Hold on no they don't, all relevant SLAs have been met, the team member doesn't then have to do anything, there is no commitment to contact the user, no SLA for fix times etc. I do think that someone has missed the point here of what ITIL is about.
As I said if the users do actually read the Service catalog closely, they are going to realise that they are being screwed big time!!!

Friday 3 August 2007

How to get screwed by 3rd Party body shops in India

It seems to me like I have spent the last 18 months interviewing in Chennai and that's not far off the facts, with issues with some of the developers we have actually hired, ranging from them not being developers at all to them simply not being up to the standard we require.
However the current issue we have is becoming a real pain and I am sure that others out there have come across this.

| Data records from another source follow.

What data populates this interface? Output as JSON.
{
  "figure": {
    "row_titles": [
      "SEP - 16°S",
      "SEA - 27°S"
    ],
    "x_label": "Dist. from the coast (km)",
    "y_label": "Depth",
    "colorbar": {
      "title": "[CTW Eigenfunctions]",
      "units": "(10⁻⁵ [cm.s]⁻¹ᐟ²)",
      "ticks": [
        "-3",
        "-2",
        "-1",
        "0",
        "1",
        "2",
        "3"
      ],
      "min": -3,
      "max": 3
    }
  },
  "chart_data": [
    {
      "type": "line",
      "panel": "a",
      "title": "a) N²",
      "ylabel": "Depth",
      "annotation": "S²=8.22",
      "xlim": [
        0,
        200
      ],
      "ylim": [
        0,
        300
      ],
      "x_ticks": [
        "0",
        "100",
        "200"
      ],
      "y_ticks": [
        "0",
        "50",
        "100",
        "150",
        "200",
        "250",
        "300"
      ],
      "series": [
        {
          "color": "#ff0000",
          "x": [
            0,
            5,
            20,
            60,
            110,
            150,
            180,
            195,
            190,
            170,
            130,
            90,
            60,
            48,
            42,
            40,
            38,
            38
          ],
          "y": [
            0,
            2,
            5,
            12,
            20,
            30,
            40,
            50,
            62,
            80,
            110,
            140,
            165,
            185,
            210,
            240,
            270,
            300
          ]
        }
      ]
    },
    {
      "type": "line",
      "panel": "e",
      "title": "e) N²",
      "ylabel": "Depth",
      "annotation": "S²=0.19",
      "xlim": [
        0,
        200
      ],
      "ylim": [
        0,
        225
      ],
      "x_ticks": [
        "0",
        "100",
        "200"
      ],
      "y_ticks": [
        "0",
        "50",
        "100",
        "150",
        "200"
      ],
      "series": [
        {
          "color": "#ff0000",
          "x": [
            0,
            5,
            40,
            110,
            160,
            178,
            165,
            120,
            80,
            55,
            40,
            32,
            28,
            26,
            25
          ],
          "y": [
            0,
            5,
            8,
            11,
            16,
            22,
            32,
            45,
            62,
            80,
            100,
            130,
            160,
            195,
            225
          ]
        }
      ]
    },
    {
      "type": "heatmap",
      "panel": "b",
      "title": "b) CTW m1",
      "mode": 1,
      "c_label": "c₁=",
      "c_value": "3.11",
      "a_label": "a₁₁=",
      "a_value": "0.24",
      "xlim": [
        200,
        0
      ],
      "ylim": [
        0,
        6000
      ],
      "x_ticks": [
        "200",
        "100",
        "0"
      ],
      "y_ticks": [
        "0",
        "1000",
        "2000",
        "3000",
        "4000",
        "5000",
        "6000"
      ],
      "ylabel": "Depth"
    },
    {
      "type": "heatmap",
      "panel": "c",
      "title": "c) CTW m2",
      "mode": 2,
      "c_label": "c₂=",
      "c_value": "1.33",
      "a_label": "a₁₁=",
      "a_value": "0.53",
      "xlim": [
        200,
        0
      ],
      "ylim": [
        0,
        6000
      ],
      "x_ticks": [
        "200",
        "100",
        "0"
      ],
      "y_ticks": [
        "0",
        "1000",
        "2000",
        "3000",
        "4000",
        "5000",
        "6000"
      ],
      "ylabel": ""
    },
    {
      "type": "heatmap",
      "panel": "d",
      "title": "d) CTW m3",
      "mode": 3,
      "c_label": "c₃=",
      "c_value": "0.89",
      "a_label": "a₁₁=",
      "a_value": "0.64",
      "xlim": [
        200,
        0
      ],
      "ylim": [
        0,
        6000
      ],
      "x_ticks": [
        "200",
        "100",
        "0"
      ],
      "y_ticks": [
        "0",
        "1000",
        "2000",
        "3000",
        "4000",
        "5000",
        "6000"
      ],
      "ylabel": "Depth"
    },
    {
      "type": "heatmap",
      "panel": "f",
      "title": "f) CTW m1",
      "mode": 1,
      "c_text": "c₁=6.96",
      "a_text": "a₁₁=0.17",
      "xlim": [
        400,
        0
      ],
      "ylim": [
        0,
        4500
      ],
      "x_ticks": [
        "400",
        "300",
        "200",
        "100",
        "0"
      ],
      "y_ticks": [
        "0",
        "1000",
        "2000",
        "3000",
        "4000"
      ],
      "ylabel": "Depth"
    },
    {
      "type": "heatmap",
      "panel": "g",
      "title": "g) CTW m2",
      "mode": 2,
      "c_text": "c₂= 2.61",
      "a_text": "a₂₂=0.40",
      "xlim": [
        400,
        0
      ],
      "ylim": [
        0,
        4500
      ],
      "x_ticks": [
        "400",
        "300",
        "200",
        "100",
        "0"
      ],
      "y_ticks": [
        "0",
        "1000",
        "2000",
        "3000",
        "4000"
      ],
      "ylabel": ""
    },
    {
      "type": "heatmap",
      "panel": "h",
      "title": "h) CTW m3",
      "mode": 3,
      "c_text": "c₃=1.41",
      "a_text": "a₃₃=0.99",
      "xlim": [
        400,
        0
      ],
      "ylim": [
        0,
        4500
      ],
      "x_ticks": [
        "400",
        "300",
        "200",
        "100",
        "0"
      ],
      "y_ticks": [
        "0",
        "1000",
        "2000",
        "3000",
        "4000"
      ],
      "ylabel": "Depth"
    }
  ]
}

It seems to be that our management is very keen on getting people from a 3rd party body shop, not a specific one as we have now hired from 3 different ones within the dept. In the past 3 months we have interviewed 3 people from this one particular company, 2 of which have been fine. In both these cases we have reported back to the parent company that we would like to get this candidate on board, in both cases these are Notes Developers but they also have team leader or man-management skills to head up the team in Chennai and take some of the day-day management away from me. Anyway in both cases we have had positive comeback from the company and then nothing, followed a few weeks later by the reporting back that the person wants more than we currently offer, eg. come and work in the UK etc. and consequently they are not joining the contract house. This after my company has given them an HR interview in Chennai, we give them a telephone interview from here in the UK, a technical test etc etc etc and we then find out that in fact we are interviewing these candidates almost on behalf of this 3rd party company who them come to us to try and get more if that is what the candidate wants. Sadly enough this usually never works as we don't want to bring a contractor over to the UK for 3 months (did this once at the cost of £4k per month on top of salary, where did the low cost go) where as if he was an employee of our company it would be a possibility.
We are still going through pain with this situation and I can't really see how we can get round this, one of the problems we have is that the kind of candidate we are looking for doesn't want to work for us and if they do we can't get them the kind of salary they want and while this perpetual cycle continues management are happily under the impression that because they have allowed you to recruit for a Developer that that will actually solve the problem even if you aren't actually able to find a competent Developer based on the salary they will offer in this Low Cost Center.